Ja, er zijn inderdaad in de tweede helft van 2011 meer derivatencontracten afgesloten dan volgens het risicokader nodig waren. Het gaat hier om standaard renteswaps, zogenaamde payerswaps; contracten tussen twee partijen waarin wordt overeengekomen gedurende een looptijd vaste rente te ruilen (betalen) tegen variabele rente (te ontvangen). Zoals ik in het jaarverslag Nationale Schuld van 2011 (blz. 20) heb aangegeven gaat het totaal om een bedrag van € 11 mld. Dit is circa 10% meer dan had moeten worden afgesloten.

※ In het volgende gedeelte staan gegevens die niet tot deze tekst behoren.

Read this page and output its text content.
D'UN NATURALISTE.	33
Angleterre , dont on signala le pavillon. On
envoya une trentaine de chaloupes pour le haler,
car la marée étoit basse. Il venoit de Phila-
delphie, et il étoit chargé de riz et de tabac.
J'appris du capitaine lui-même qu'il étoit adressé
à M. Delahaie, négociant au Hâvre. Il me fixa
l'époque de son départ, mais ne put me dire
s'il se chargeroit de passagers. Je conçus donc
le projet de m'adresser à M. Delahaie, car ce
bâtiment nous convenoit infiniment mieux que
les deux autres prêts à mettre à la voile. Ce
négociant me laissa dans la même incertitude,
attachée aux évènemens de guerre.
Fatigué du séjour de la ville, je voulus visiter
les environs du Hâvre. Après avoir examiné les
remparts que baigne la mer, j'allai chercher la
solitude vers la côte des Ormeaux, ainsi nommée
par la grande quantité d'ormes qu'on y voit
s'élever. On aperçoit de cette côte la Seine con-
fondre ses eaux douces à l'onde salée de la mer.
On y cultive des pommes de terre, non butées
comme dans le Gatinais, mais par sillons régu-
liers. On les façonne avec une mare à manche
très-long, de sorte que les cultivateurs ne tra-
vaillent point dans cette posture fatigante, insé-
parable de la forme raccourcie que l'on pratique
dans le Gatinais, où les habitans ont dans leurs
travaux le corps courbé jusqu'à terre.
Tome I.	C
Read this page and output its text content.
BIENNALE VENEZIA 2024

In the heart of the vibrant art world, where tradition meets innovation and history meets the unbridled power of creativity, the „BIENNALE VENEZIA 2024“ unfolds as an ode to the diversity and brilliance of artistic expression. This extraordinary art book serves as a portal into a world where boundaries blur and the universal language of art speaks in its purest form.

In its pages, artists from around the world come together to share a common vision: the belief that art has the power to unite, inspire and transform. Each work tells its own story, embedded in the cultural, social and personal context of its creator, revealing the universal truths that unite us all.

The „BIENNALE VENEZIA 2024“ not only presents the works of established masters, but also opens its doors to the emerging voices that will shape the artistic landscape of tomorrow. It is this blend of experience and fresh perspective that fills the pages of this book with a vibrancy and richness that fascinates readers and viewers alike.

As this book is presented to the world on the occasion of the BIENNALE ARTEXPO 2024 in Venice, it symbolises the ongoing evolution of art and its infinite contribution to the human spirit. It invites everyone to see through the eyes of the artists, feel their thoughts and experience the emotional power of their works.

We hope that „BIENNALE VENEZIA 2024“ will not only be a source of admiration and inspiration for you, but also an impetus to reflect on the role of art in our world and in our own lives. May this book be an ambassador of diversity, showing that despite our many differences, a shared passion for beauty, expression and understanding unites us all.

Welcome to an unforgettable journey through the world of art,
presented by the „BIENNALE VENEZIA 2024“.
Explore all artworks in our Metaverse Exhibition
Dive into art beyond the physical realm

Van belang hierbij is dat het bovenstaande een tijdelijk effect heeft op de portefeuille. Om het renterisico bij te sturen conform het risicokader van de schuldfinanciering worden ieder jaar payerswaps gebruikt. De in 2011 teveel afgesloten swaps worden daarom benut als vervanging van swaps die anders in 2012 afgesloten hadden moeten worden. Op deze manier blijft alleen een effect van te vroeg afgesloten payerswaps over. Het marktwaardeverlies hiervan bedroeg per 31 december 2011 circa € 100 mln (jaarverslag, blz. 20). De daadwerkelijke budgettaire effecten hangen af van het verschil tussen de rente op het moment van afsluiten (2011) en de rente op het moment dat de payerswaps moeten (2012) worden afgesloten. Zoals in het jaarverslag 2011 is aangegeven zal ik hierover in het jaarverslag 2012 rapporteren.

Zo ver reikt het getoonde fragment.